The cats all meowed loudly at 11:00 p.m. The guest next door to Dima banged on the wall.
Dima sat up and tapped her lips with a finger and the cats stopped meowing.
She pulled the enchanted mirror from the trunk. The mirror was seven inches in size and the handle was six inches long.
In the bottom half of the mirror, Dima could see the reflection of Catherine the Great fading in and out of the mirror. Catherine wore the Great Imperial Crown upon her dark hair. In one hand she held a scepter and in the other hand an orb.
Well, enough of a dead relative. Dima had enchanted Catherine’s hand mirror into a Looking-Glass-of-Time in order to learn more about the Walnut Witches, one of the oldest and most powerful sects of magic practitioners in the world. Fog swirled about the mirror as it displayed the history of the witches of Benevento.

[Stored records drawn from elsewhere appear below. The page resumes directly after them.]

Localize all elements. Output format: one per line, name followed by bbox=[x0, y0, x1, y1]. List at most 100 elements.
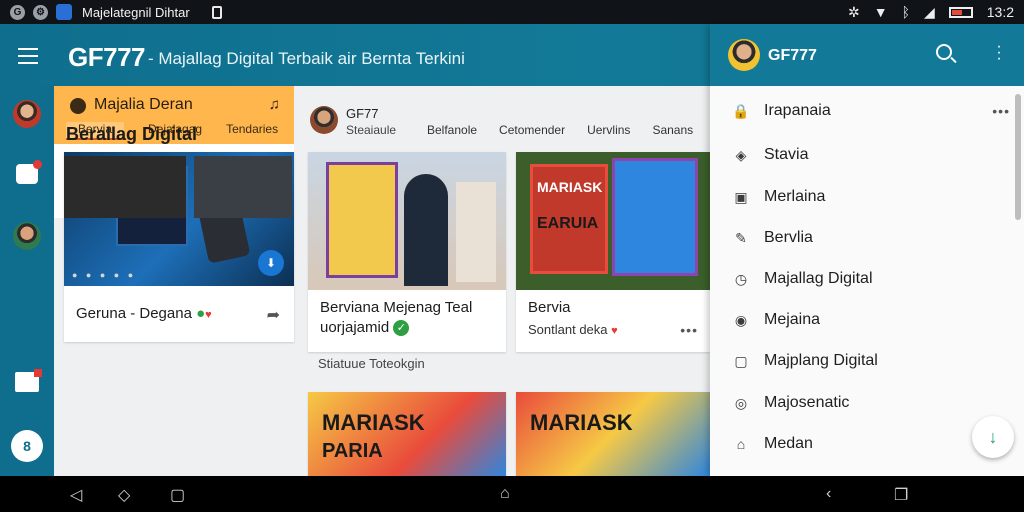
feed-header: GF77 Steaiaule Belfanole Cetomender Uerv… bbox=[308, 102, 708, 142]
drawer-item-label: Merlaina bbox=[764, 188, 826, 205]
topic-icon bbox=[70, 98, 86, 114]
signal-icon: ◢ bbox=[923, 3, 935, 20]
chat-icon: ◉ bbox=[734, 311, 748, 328]
rail-avatar[interactable] bbox=[13, 100, 41, 128]
recents-icon[interactable]: ❐ bbox=[894, 485, 908, 505]
drawer-item-label: Majallag Digital bbox=[764, 270, 873, 287]
pin-icon[interactable]: ⬇ bbox=[258, 250, 284, 276]
building-image bbox=[456, 182, 496, 282]
g-icon: G bbox=[10, 4, 25, 20]
collapse-icon[interactable]: ◇ bbox=[118, 485, 130, 505]
main-content: Majalia Deran ♫ Bervia Dejalagag Tendari… bbox=[54, 86, 710, 476]
status-bar-right: ✲ ▼ ᛒ ◢ 13:2 bbox=[848, 0, 1014, 24]
feed-tab[interactable]: Uervlins bbox=[587, 123, 630, 137]
drawer-item[interactable]: ◎ Majosenatic bbox=[710, 383, 1010, 423]
feed-tab[interactable]: Cetomender bbox=[499, 123, 565, 137]
rail-fab-button[interactable]: 8 bbox=[11, 430, 43, 462]
status-bar: G ⚙ Majelategnil Dihtar ✲ ▼ ᛒ ◢ 13:2 bbox=[0, 0, 1024, 24]
drawer-item[interactable]: 🔒 Irapanaia ••• bbox=[710, 91, 1010, 131]
thumbnail-image[interactable] bbox=[64, 156, 186, 218]
feed-tab[interactable]: Sanans bbox=[652, 123, 693, 137]
article-card[interactable]: MARIASK bbox=[516, 392, 710, 476]
article-title-line-2: uorjajamid ✓ bbox=[320, 318, 410, 338]
article-image: MARIASK EARUIA bbox=[516, 152, 710, 290]
article-title: Geruna - Degana ●♥ bbox=[76, 305, 212, 322]
bluetooth-icon: ᛒ bbox=[901, 4, 910, 20]
drawer-item-label: Majosenatic bbox=[764, 394, 850, 411]
carousel-dots: ● ● ● ● ● bbox=[72, 270, 137, 280]
menu-icon[interactable] bbox=[18, 48, 38, 69]
article-card[interactable]: MARIASK PARIA bbox=[308, 392, 506, 476]
clock-icon: ◷ bbox=[734, 270, 748, 287]
battery-icon bbox=[948, 6, 973, 18]
feed-avatar[interactable] bbox=[310, 106, 338, 134]
drawer-item[interactable]: ◉ Mejaina bbox=[710, 300, 1010, 340]
side-drawer: GF777 · · · 🔒 Irapanaia ••• ◈ Stavia ▣ Mer… bbox=[710, 24, 1024, 476]
left-rail: 8 bbox=[0, 86, 54, 476]
chat-icon[interactable] bbox=[16, 160, 42, 184]
article-subtitle: Sontlant deka ♥ bbox=[528, 322, 618, 337]
more-icon[interactable]: ••• bbox=[680, 322, 698, 338]
check-icon: ✓ bbox=[393, 320, 410, 337]
drawer-item-label: Majplang Digital bbox=[764, 352, 878, 369]
poster-text: MARIASK bbox=[322, 410, 425, 435]
drawer-title: GF777 bbox=[768, 47, 817, 64]
drawer-item[interactable]: ✎ Bervlia bbox=[710, 218, 1010, 258]
rotate-icon[interactable]: ‹ bbox=[826, 485, 831, 503]
image-icon: ▣ bbox=[734, 188, 748, 205]
scrollbar[interactable] bbox=[1015, 94, 1021, 220]
lock-icon: 🔒 bbox=[732, 102, 750, 119]
drawer-item[interactable]: ◈ Stavia bbox=[710, 135, 1010, 175]
bell-icon[interactable]: ♫ bbox=[269, 96, 280, 113]
clock-time: 13:2 bbox=[986, 4, 1014, 20]
feed-tab[interactable]: Steaiaule bbox=[346, 123, 396, 137]
drawer-item-label: Mejaina bbox=[764, 311, 821, 328]
document-icon bbox=[211, 5, 222, 19]
home-icon[interactable]: ⌂ bbox=[500, 485, 510, 503]
drawer-item[interactable]: ▣ Merlaina bbox=[710, 177, 1010, 217]
app-tagline: - Majallag Digital Terbaik air Bernta Te… bbox=[148, 49, 465, 68]
tag-icon: ◈ bbox=[735, 146, 747, 163]
status-bar-left: G ⚙ Majelategnil Dihtar bbox=[0, 4, 222, 20]
grid-icon[interactable] bbox=[15, 369, 42, 392]
feed-tabs: Belfanole Cetomender Uervlins Sanans bbox=[427, 123, 693, 137]
navigation-bar: ◁ ◇ ▢ ⌂ ‹ ❐ bbox=[0, 476, 1024, 512]
thumbnail-image[interactable] bbox=[194, 156, 292, 218]
poster-text: EARUIA bbox=[537, 215, 599, 232]
drawer-item-label: Medan bbox=[764, 435, 813, 452]
section-title: Berallag Digital bbox=[66, 124, 198, 144]
feed-tab[interactable]: Belfanole bbox=[427, 123, 477, 137]
share-icon[interactable]: ➦ bbox=[267, 305, 280, 325]
wifi-icon: ▼ bbox=[873, 4, 888, 20]
article-subtitle: Stiatuue Toteokgin bbox=[318, 356, 425, 371]
drawer-item[interactable]: ◷ Majallag Digital bbox=[710, 259, 1010, 299]
poster-image bbox=[326, 162, 398, 278]
back-icon[interactable]: ◁ bbox=[70, 485, 82, 505]
drawer-item[interactable]: ▢ Majplang Digital bbox=[710, 341, 1010, 381]
edit-icon: ✎ bbox=[735, 229, 747, 246]
app-icon bbox=[56, 4, 72, 20]
drawer-item-label: Irapanaia bbox=[764, 102, 831, 119]
search-icon[interactable] bbox=[936, 44, 952, 60]
drawer-avatar[interactable] bbox=[728, 39, 760, 71]
drawer-header: GF777 · · · bbox=[710, 24, 1024, 86]
status-app-title: Majelategnil Dihtar bbox=[82, 4, 190, 20]
article-card[interactable]: Berviana Mejenag Teal uorjajamid ✓ bbox=[308, 152, 506, 352]
topic-tab[interactable]: Tendaries bbox=[226, 122, 278, 140]
drawer-item-label: Stavia bbox=[764, 146, 809, 163]
drawer-item[interactable]: ⌂ Medan bbox=[710, 424, 1010, 464]
app-brand: GF777 bbox=[68, 42, 146, 72]
poster-text: MARIASK bbox=[537, 179, 603, 195]
topic-title: Majalia Deran bbox=[94, 96, 193, 113]
feed-name: GF77 bbox=[346, 106, 379, 121]
more-icon[interactable]: ••• bbox=[992, 103, 1010, 119]
article-card[interactable]: MARIASK EARUIA Bervia Sontlant deka ♥ ••… bbox=[516, 152, 710, 352]
circle-icon: ◎ bbox=[734, 394, 748, 411]
person-image bbox=[404, 174, 448, 286]
kebab-menu-icon[interactable]: · · · bbox=[996, 39, 1002, 67]
building-icon: ⌂ bbox=[736, 436, 746, 452]
square-icon: ▢ bbox=[734, 352, 748, 369]
overview-icon[interactable]: ▢ bbox=[170, 485, 185, 505]
rail-avatar-2[interactable] bbox=[13, 222, 41, 250]
scroll-down-button[interactable]: ↓ bbox=[972, 416, 1014, 458]
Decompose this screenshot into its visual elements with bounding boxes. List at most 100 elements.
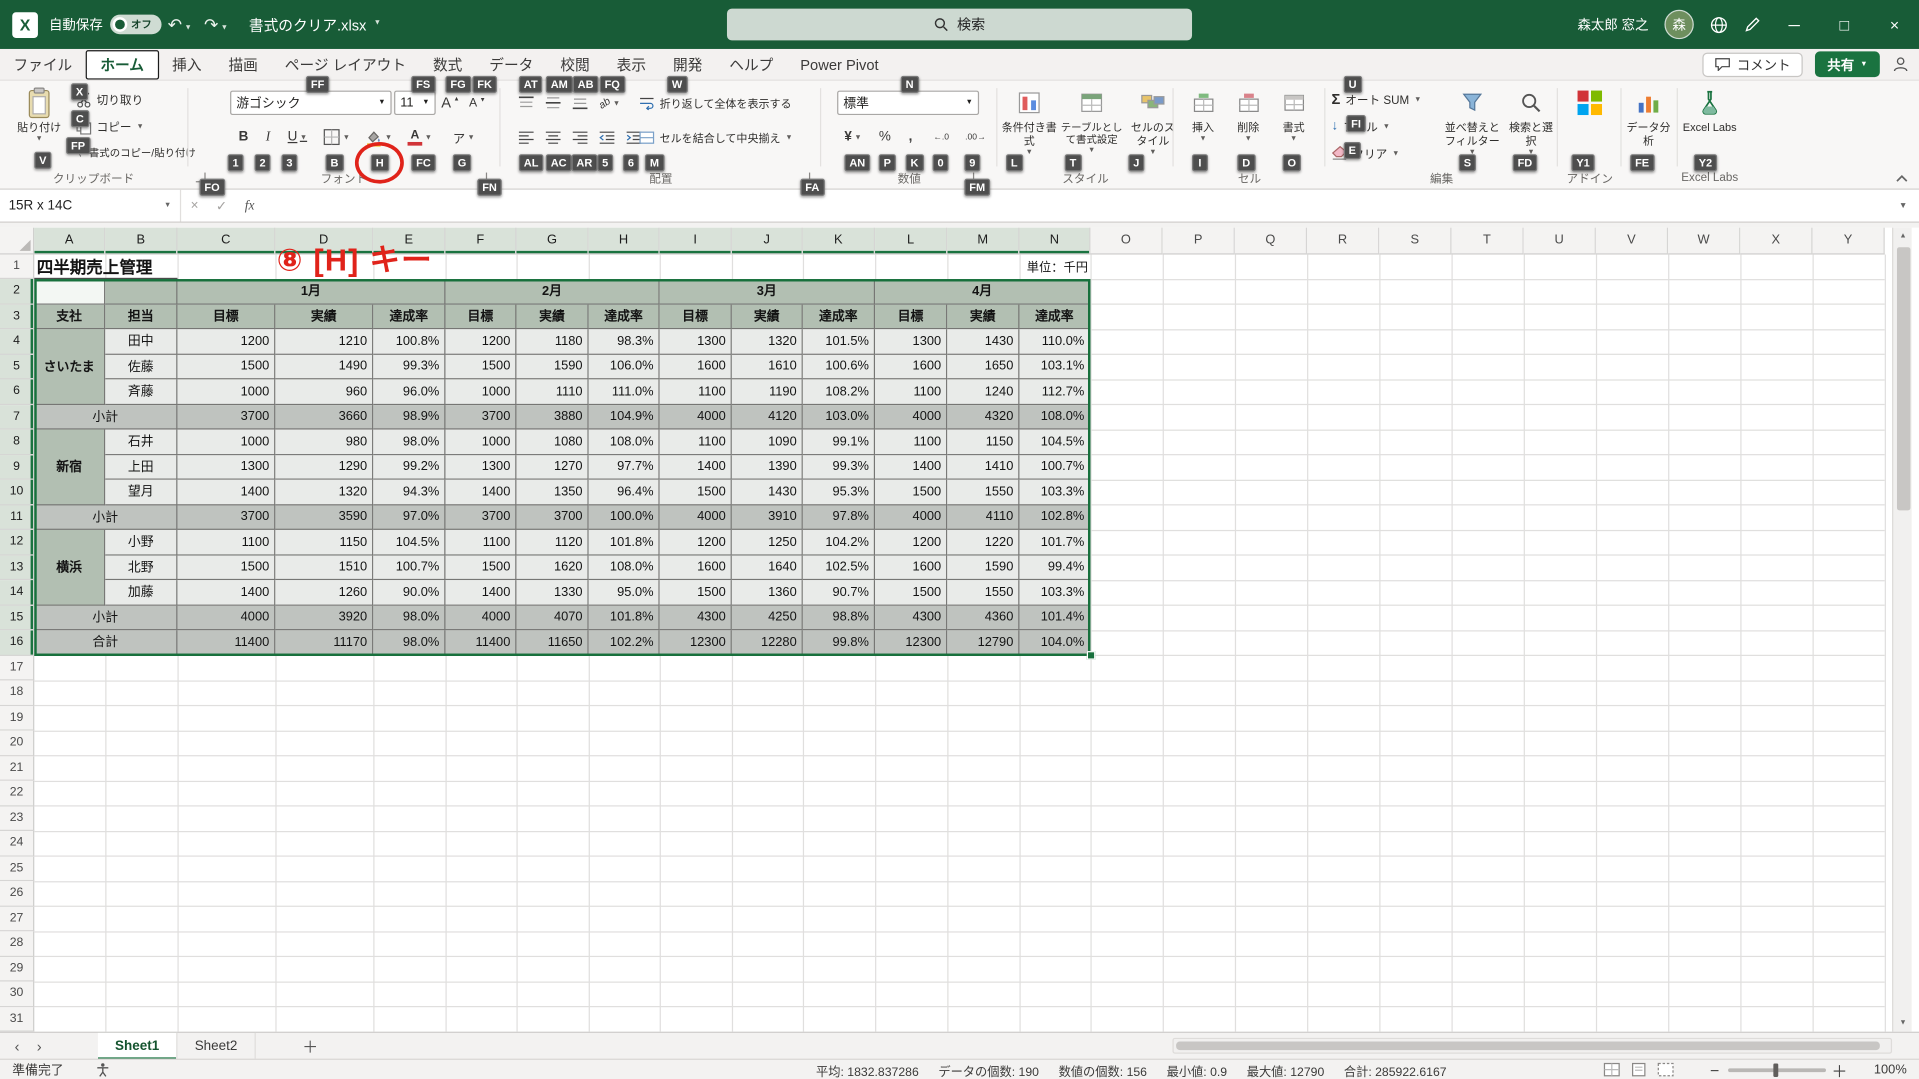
- value-cell[interactable]: 1080: [516, 429, 589, 455]
- column-header-A[interactable]: A: [34, 227, 106, 254]
- excel-icon[interactable]: [12, 11, 38, 38]
- insert-function-button[interactable]: fx: [235, 198, 264, 213]
- column-header-U[interactable]: U: [1523, 227, 1596, 254]
- month-header-cell[interactable]: 4月: [875, 279, 1091, 305]
- value-cell[interactable]: 1390: [731, 454, 803, 480]
- value-cell[interactable]: 99.2%: [373, 454, 446, 480]
- borders-button[interactable]: ▼: [321, 125, 353, 149]
- target-header-cell[interactable]: 目標: [659, 304, 732, 330]
- search-box[interactable]: 検索: [726, 8, 1193, 41]
- total-cell[interactable]: 11650: [516, 630, 589, 656]
- orientation-button[interactable]: ab ▼: [595, 91, 624, 115]
- subtotal-cell[interactable]: 100.0%: [588, 504, 660, 530]
- column-header-M[interactable]: M: [947, 227, 1020, 254]
- column-header-Q[interactable]: Q: [1234, 227, 1308, 254]
- align-top-button[interactable]: [514, 91, 538, 115]
- column-header-N[interactable]: N: [1019, 227, 1091, 254]
- subtotal-cell[interactable]: 4300: [659, 605, 732, 631]
- value-cell[interactable]: 1000: [445, 379, 517, 405]
- value-cell[interactable]: 1550: [947, 479, 1020, 505]
- value-cell[interactable]: 99.3%: [373, 354, 446, 380]
- value-cell[interactable]: 1550: [947, 580, 1020, 606]
- total-cell[interactable]: 12790: [947, 630, 1020, 656]
- align-right-button[interactable]: [568, 125, 592, 149]
- subtotal-cell[interactable]: 4320: [947, 404, 1020, 430]
- value-cell[interactable]: 101.7%: [1019, 529, 1091, 556]
- value-cell[interactable]: 980: [275, 429, 374, 455]
- close-button[interactable]: ×: [1877, 15, 1911, 33]
- row-header-25[interactable]: 25: [0, 856, 35, 882]
- value-cell[interactable]: 1400: [445, 580, 517, 606]
- column-header-V[interactable]: V: [1595, 227, 1669, 254]
- value-cell[interactable]: 1640: [731, 555, 803, 581]
- row-header-8[interactable]: 8: [0, 429, 35, 455]
- value-cell[interactable]: 1240: [947, 379, 1020, 405]
- month-header-cell[interactable]: 2月: [445, 279, 660, 305]
- value-cell[interactable]: 1200: [177, 329, 276, 355]
- value-cell[interactable]: 1000: [177, 379, 276, 405]
- subtotal-cell[interactable]: 3700: [516, 504, 589, 530]
- redo-button[interactable]: ↷ ▼: [204, 14, 228, 35]
- share-button[interactable]: 共有 ▼: [1815, 51, 1880, 78]
- subtotal-cell[interactable]: 3700: [177, 404, 276, 430]
- value-cell[interactable]: 1120: [516, 529, 589, 556]
- row-header-30[interactable]: 30: [0, 981, 35, 1007]
- value-cell[interactable]: 1600: [875, 354, 948, 380]
- row-header-29[interactable]: 29: [0, 956, 35, 982]
- value-cell[interactable]: 96.0%: [373, 379, 446, 405]
- person-icon[interactable]: [1892, 56, 1909, 72]
- tab-ホーム[interactable]: ホーム: [85, 49, 159, 79]
- zoom-slider[interactable]: [1728, 1062, 1826, 1077]
- total-cell[interactable]: 12300: [875, 630, 948, 656]
- value-cell[interactable]: 1260: [275, 580, 374, 606]
- subtotal-cell[interactable]: 4000: [875, 404, 948, 430]
- value-cell[interactable]: 1400: [445, 479, 517, 505]
- total-cell[interactable]: 12280: [731, 630, 803, 656]
- row-header-31[interactable]: 31: [0, 1006, 35, 1032]
- row-header-24[interactable]: 24: [0, 830, 35, 857]
- row-header-10[interactable]: 10: [0, 479, 35, 505]
- fill-handle[interactable]: [1086, 651, 1095, 660]
- row-header-2[interactable]: 2: [0, 279, 35, 305]
- value-cell[interactable]: 960: [275, 379, 374, 405]
- align-middle-button[interactable]: [541, 91, 565, 115]
- file-name[interactable]: 書式のクリア.xlsx ▼: [249, 14, 381, 35]
- value-cell[interactable]: 1100: [875, 429, 948, 455]
- copy-button[interactable]: コピー ▼: [76, 114, 191, 138]
- sheet-nav-left-icon[interactable]: ‹: [15, 1037, 20, 1054]
- subtotal-cell[interactable]: 4110: [947, 504, 1020, 530]
- value-cell[interactable]: 112.7%: [1019, 379, 1091, 405]
- tab-Power Pivot[interactable]: Power Pivot: [787, 48, 892, 80]
- actual-header-cell[interactable]: 実績: [516, 304, 589, 330]
- phonetic-button[interactable]: ア ▼: [445, 125, 482, 149]
- value-cell[interactable]: 1400: [177, 580, 276, 606]
- value-cell[interactable]: 1150: [275, 529, 374, 556]
- value-cell[interactable]: 104.2%: [802, 529, 876, 556]
- bold-button[interactable]: B: [233, 125, 255, 149]
- subtotal-cell[interactable]: 3590: [275, 504, 374, 530]
- zoom-in-button[interactable]: ＋: [1831, 1058, 1848, 1079]
- value-cell[interactable]: 1000: [177, 429, 276, 455]
- target-header-cell[interactable]: 目標: [875, 304, 948, 330]
- maximize-button[interactable]: □: [1827, 15, 1861, 33]
- row-header-13[interactable]: 13: [0, 555, 35, 581]
- target-header-cell[interactable]: 目標: [445, 304, 517, 330]
- subtotal-cell[interactable]: 4300: [875, 605, 948, 631]
- row-header-26[interactable]: 26: [0, 881, 35, 907]
- underline-button[interactable]: U ▼: [281, 125, 313, 149]
- rate-header-cell[interactable]: 達成率: [588, 304, 660, 330]
- row-header-15[interactable]: 15: [0, 605, 35, 631]
- value-cell[interactable]: 1180: [516, 329, 589, 355]
- page-layout-view-icon[interactable]: [1630, 1062, 1647, 1077]
- scroll-up-icon[interactable]: ▲: [1893, 228, 1913, 245]
- merge-center-button[interactable]: セルを結合して中央揃え ▼: [639, 125, 820, 149]
- column-header-O[interactable]: O: [1090, 227, 1163, 254]
- avatar[interactable]: 森: [1664, 9, 1694, 40]
- value-cell[interactable]: 1110: [516, 379, 589, 405]
- value-cell[interactable]: 1500: [177, 354, 276, 380]
- row-header-19[interactable]: 19: [0, 705, 35, 731]
- align-bottom-button[interactable]: [568, 91, 592, 115]
- fill-color-button[interactable]: ▼: [362, 125, 394, 149]
- status-stat-データの個数[interactable]: データの個数: 190: [938, 1060, 1039, 1078]
- value-cell[interactable]: 1300: [875, 329, 948, 355]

The past began with Roman times and the Cult of Isis, Egyptian goddess of the moon. The Cult of Isis rapidly spread in Benevento and the emperor Domitian even built a temple in her honor in the 1st century AD. Members of the Cult of Isis enchanted the walnut tree of Benevento. Dima surmised a lot of this information based on her own knowledge of the Cult of Isis. The Looking-Glass-of-Time was the same as watching the past come to life, but a silent past. The timepiece was after all, a mirror but instead of showing one’s reflection, it displayed a moment in time, or moments. The scenes in the Looking-Glass-of-Time reminded Dima of the Italian cinema. While in Pompeii she had watched the film Lucrezia Borgia, about a beautiful young woman who was the bastard daughter of a Catholic pope. Dima could relate and although the film was silent, she was able to follow the story, just as she was able to follow the past events shown in the Looking-Glass-of-Time.